Personally, we taught our little cubs that if they get really hungry, they can always kill and eat a bag of ramen noodles. They’ve gotten pretty good at it too.

It’s not selfish to take a little time out for ourselves after surviving three teenagers, it’s insane not to.

With this in mind we decided to sell the empty nest (and everything else we owned), set out on a journey, and chronicle our discoveries. Pulling the ripcord on the daily grind, we threw caution to the wind, quit our jobs, put on our vagabond shoes, and went gypsy.

As we go we are conquering old fears, seeing new sights, reestablishing bonds with family and friends, and transforming our relationships with our three grown children from parent-child to adult-to-adult.

Most importantly, by experiencing new things together, we have rediscovered in ourselves the fun-loving youngsters who fell in love three decades prior.

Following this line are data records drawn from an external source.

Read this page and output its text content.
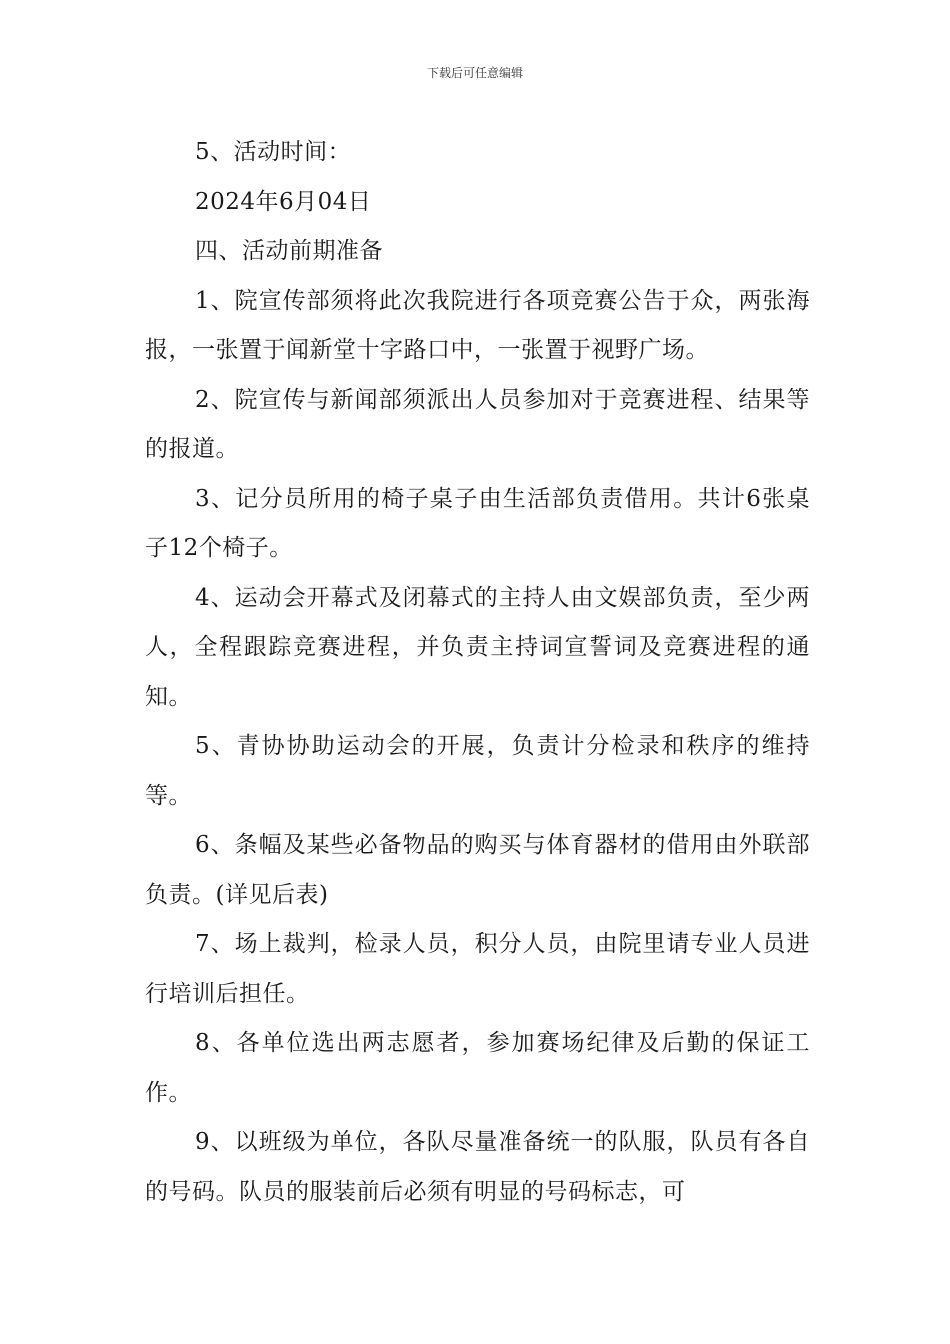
下载后可任意编辑

5、活动时间：

2024年6月04日

四、活动前期准备

1、院宣传部须将此次我院进行各项竞赛公告于众，两张海报，一张置于闻新堂十字路口中，一张置于视野广场。

2、院宣传与新闻部须派出人员参加对于竞赛进程、结果等的报道。

3、记分员所用的椅子桌子由生活部负责借用。共计6张桌子12个椅子。

4、运动会开幕式及闭幕式的主持人由文娱部负责，至少两人，全程跟踪竞赛进程，并负责主持词宣誓词及竞赛进程的通知。

5、青协协助运动会的开展，负责计分检录和秩序的维持等。

6、条幅及某些必备物品的购买与体育器材的借用由外联部负责。(详见后表)

7、场上裁判，检录人员，积分人员，由院里请专业人员进行培训后担任。

8、各单位选出两志愿者，参加赛场纪律及后勤的保证工作。

9、以班级为单位，各队尽量准备统一的队服，队员有各自的号码。队员的服装前后必须有明显的号码标志，可
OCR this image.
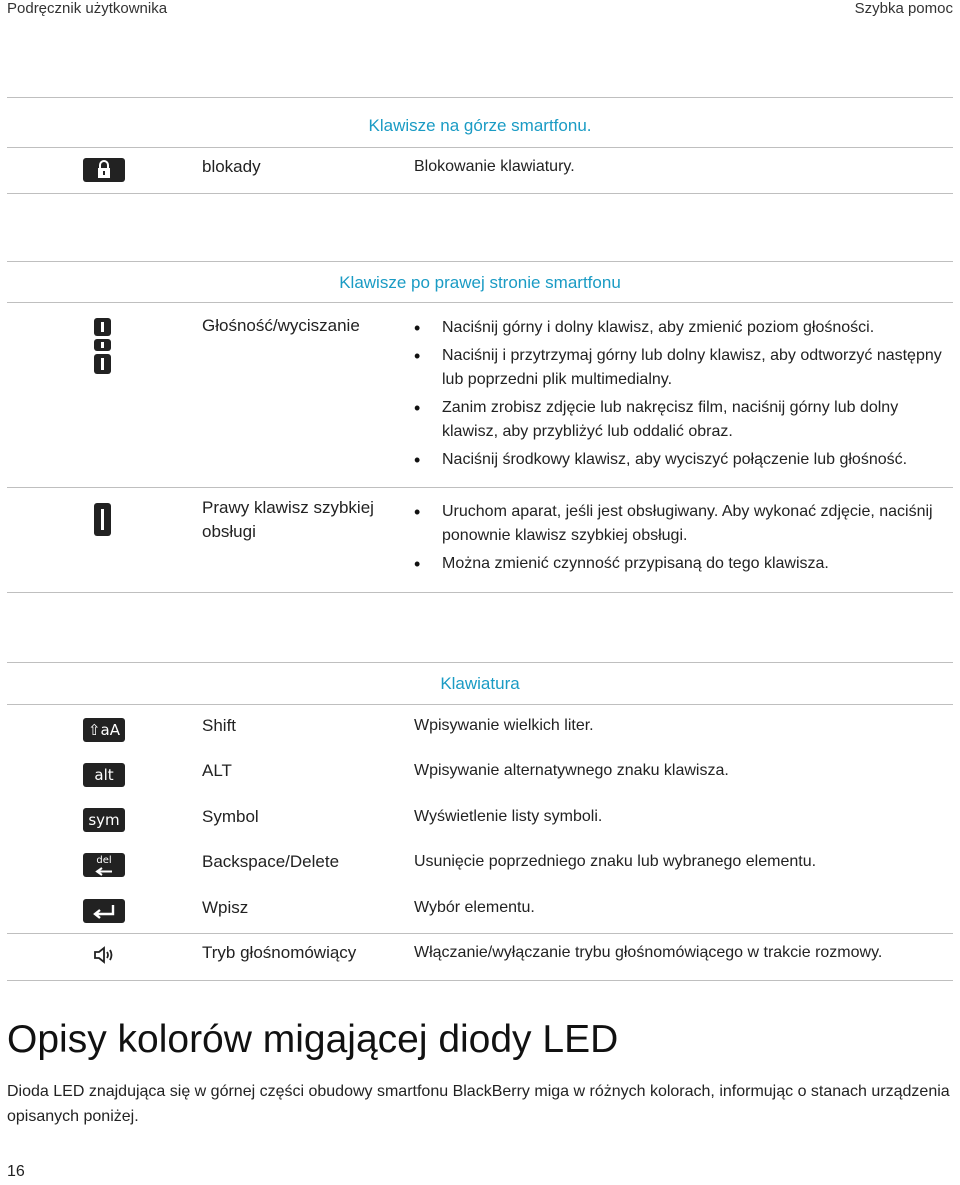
Podręcznik użytkownika	Szybka pomoc
Klawisze na górze smartfonu.
blokady	Blokowanie klawiatury.
Klawisze po prawej stronie smartfonu
Głośność/wyciszanie
•	Naciśnij górny i dolny klawisz, aby zmienić poziom głośności.
• Naciśnij i przytrzymaj górny lub dolny klawisz, aby odtworzyć następny lub poprzedni plik multimedialny.
• Zanim zrobisz zdjęcie lub nakręcisz film, naciśnij górny lub dolny klawisz, aby przybliżyć lub oddalić obraz.
• Naciśnij środkowy klawisz, aby wyciszyć połączenie lub głośność.
Prawy klawisz szybkiej obsługi
• Uruchom aparat, jeśli jest obsługiwany. Aby wykonać zdjęcie, naciśnij ponownie klawisz szybkiej obsługi.
• Można zmienić czynność przypisaną do tego klawisza.
Klawiatura
⇧aA	Shift	Wpisywanie wielkich liter.
alt	ALT	Wpisywanie alternatywnego znaku klawisza.
sym	Symbol	Wyświetlenie listy symboli.
del	Backspace/Delete	Usunięcie poprzedniego znaku lub wybranego elementu.
Wpisz	Wybór elementu.
Tryb głośnomówiący	Włączanie/wyłączanie trybu głośnomówiącego w trakcie rozmowy.
Opisy kolorów migającej diody LED
Dioda LED znajdująca się w górnej części obudowy smartfonu BlackBerry miga w różnych kolorach, informując o stanach urządzenia opisanych poniżej.
16
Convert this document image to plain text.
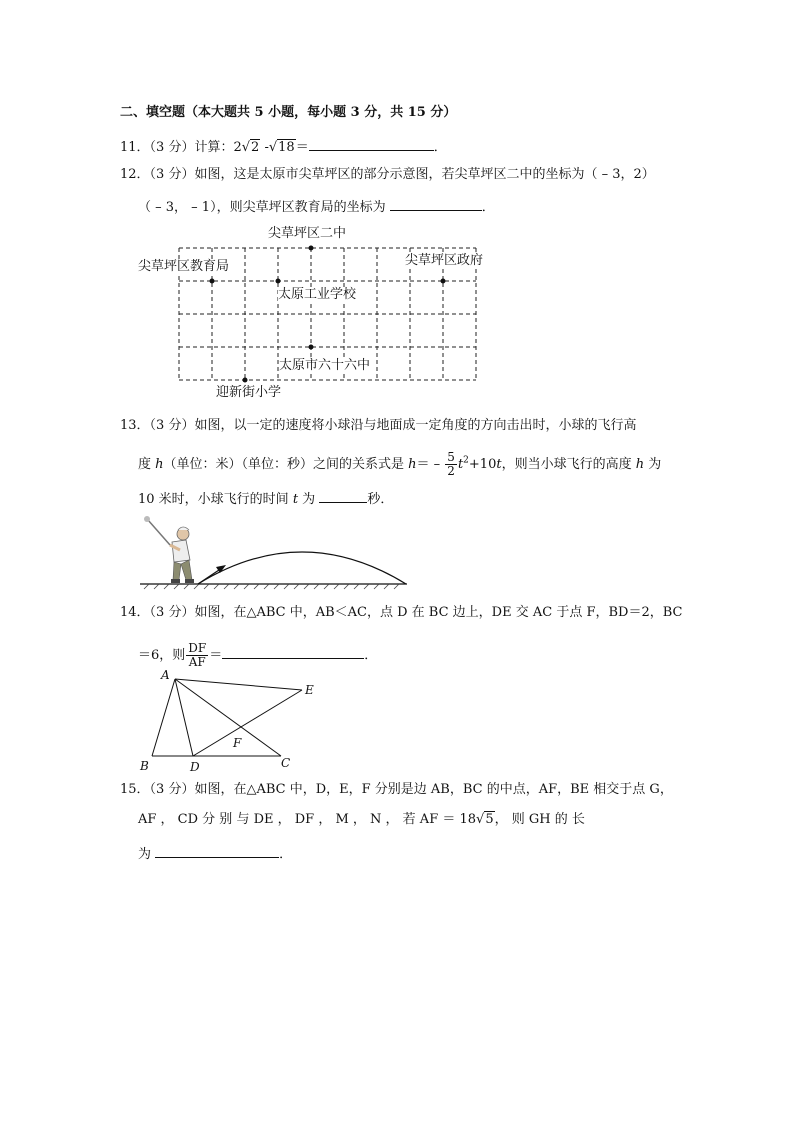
二、填空题（本大题共 5 小题，每小题 3 分，共 15 分）
11．（3 分）计算：2√2 -√18＝	．
12．（3 分）如图，这是太原市尖草坪区的部分示意图，若尖草坪区二中的坐标为（ – 3，2）
（ – 3， – 1），则尖草坪区教育局的坐标为	．
尖草坪区二中
尖草坪区教育局	尖草坪区政府
太原工业学校
太原市六十六中
迎新街小学
13．（3 分）如图，以一定的速度将小球沿与地面成一定角度的方向击出时，小球的飞行高
度 h（单位：米）（单位：秒）之间的关系式是 $h= - \frac{5}{2} t^2+10t$，则当小球飞行的高度 h 为
10 米时，小球飞行的时间 t 为	秒．
14．（3 分）如图，在△ABC 中，AB＜AC，点 D 在 BC 边上，DE 交 AC 于点 F，BD＝2，BC
＝6，则 $\frac{DF}{AF}$ ＝	．
A
E
F
B	D	C
15．（3 分）如图，在△ABC 中，D，E，F 分别是边 AB，BC 的中点，AF，BE 相交于点 G，
AF ， CD 分 别 与 DE ， DF ， M ， N ， 若 AF ＝ 18√5， 则 GH 的 长
为	．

Tell us below, would you gypsy nest? What is stopping you?

The Gypsy Nesters

David & Veronica are experiencing the collision of Baby Boomer and Empty Nester. Upon sending their youngest out into the big, wide world, they set out to break the empty nest rules by selling everything and hitting the road. To become more than empty nesters, to be gypsies, GypsyNesters! Along the way they rediscovered the couple who fell in love years ago and chronicled their journey in a new book, Going Gypsy: One Couple's Adventure from Empty Nest to No Nest at All.

  1. Sounds great, I can’t do it as arthritis is too severe already. I suppose most people would only worry about where they would live when the inevitable too old bug bit and what would they live on when they had holidayed through all their dosh.

  2. Like to read the book, could easily be a part time gypsy but couldn’t sell my land until I am too old to look after it.

  3. I like the idea, but think I would miss my home, children and grandchildren too much. We travel, but for 6 weeks at the most.

  4. We sold our business and our home, put the rest into storage….and left the country. After 364 days backpacking around the world we came home, best thing we ever did.

  5. Good luck to you. Enjoy your life together. You have lots of years left si spend them in the way that makes you happy.